Human Rights Watch says military sexually assaulted and shot Rohingya Muslims on August 27, in revenge for rebel attacks on an army base.

HRW says the soldiers loaded the bodies – some witnesses said a hundred or more – into military trucks and took them away after the Maung Nu massacre. (Reuters)
Reuters

HRW says the soldiers loaded the bodies – some witnesses said a hundred or more – into military trucks and took them away after the Maung Nu massacre. (Reuters)

Myanmar's army "summarily executed" dozens of Rohingya Muslims in Rakhine State after the rebels targeted an army base, Human Rights Watch (HRW) said on Thursday, an incident that may have sparked the mass exodus of the minority community.

The international rights group in a special report said that the incident took place in Maung Nu village on August 27, two days after rebels of Arakan Rohingya Salvation Army (ARSA) raided some police posts and an army base in the region bordering Bangladesh.

HRW said the Myanmar army raided a residential compound where villagers had converged for safety fearing an army backlash.

Quoting survivors of the massacre the report said, "Burmese soldiers had beaten, sexually assaulted, stabbed, and shot villagers who had gathered for safety in a residential compound."

Since then, the army operation has caused more than 500,000 Rohingya to flee to neighbouring Bangladesh while hundreds have died in Myanmar while fleeing for safety.

"All the horrors of the Burmese army's crimes against humanity and against the Rohingya are evident in the mass killings in Maung Nu village," said Phil Robertson, deputy Asia director at the global human rights body.

"These atrocities demand more than words from concerned governments; they need concrete responses with consequences."

HRW said it has not been able to verify estimates of the number of villagers killed “but satellite imagery analysed shows the near-total destruction of the villages of Maung Nu."

"The damage signatures are consistent with fire," the report said.

After the massacre, HRW report said,  "The soldiers loaded the bodies – some witnesses said a hundred or more – into military trucks and took them away."

Survivors' accounts of massacre

Over a dozen survivors told HRW investigators of chilling accounts of deaths and survivals as the Myanmar army rampaged through the village. 

"One soldier, identified by many witnesses as Staff Sergeant Baju, led several soldiers into a courtyard and began calling to the people hiding in the house in the Rohingya language," the report quoted a witness as saying.

Once the men came out, they were made to kneel down, kicked repeatedly and struck with gun butts before they were killed, Abdul Jabar told HRW investigators.

Mohammad Ayas, who hid himself in the rafters of the house told the investigators that the villagers were slaughtered "just like they are clearing the jungle with their thin, sharp, and long knives."

Another witness Muhamedul Hassan who identified the Myanmar army officer as Staff Sergeant Baju told HRW that the soldiers took him and his two relatives to the corner of the courtyard and were shot at twice in the back.

"I lost consciousness.
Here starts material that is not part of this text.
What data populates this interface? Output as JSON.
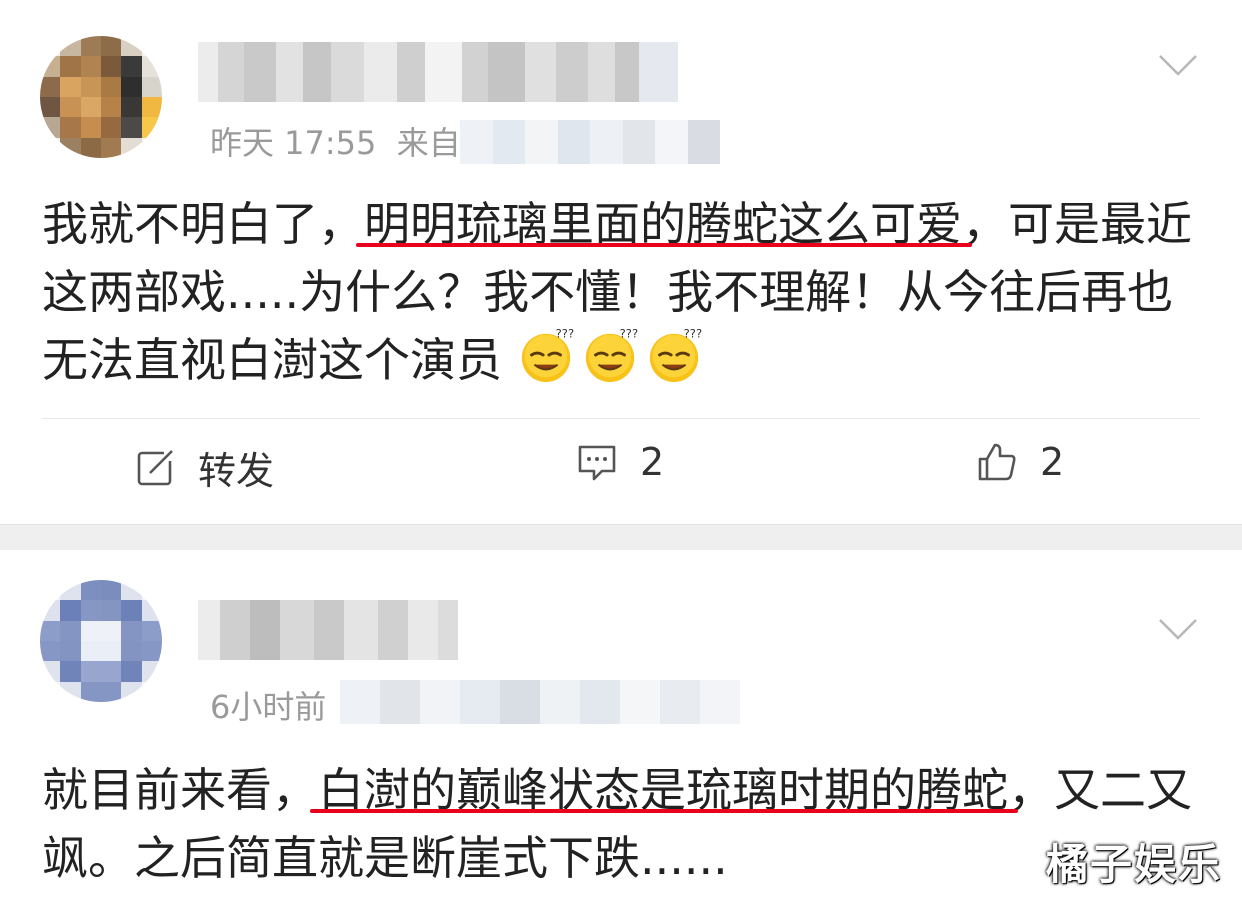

When I woke up, I saw many men still tied and the soldiers were still killing people," the report quoted him as saying.

"Many were stabbed to death. When I tried to flee I was shot in the chest but was able to escape."

The global rights body said it has not been able to verify estimates of the number of villagers killed.

Myanmar has not commented on the HRW report.

But it has denied carrying out what the UN says is "a textbook case of ethnic cleansing" of Rohingya Muslims.

UN asked to probe atrocities                    

HRW officials said that the "Burmese military commanders cannot use the excuse of militant attacks to avoid justice and punishment."

"The UN fact-finding mission needs to investigate these atrocities, including commanders who ordered the attack or failed to punish those involved," said Phil Robertson of HRW.

Known as the world's most persecuted minority, the UN has called for halting the army crackdown on Rohingya.

The current crisis has its roots in the violence eleven months ago in the northern Rakhine State – home to 1.1-million Rohingya Muslims – when armed attackers targeted police posts and snatched weapons, sparking a brutal military operation that continues till today.

Since August 25, according to the UN, a "wave of humanity" fleeing persecution in the Buddhist-majority Myanmar has reached Bangladesh.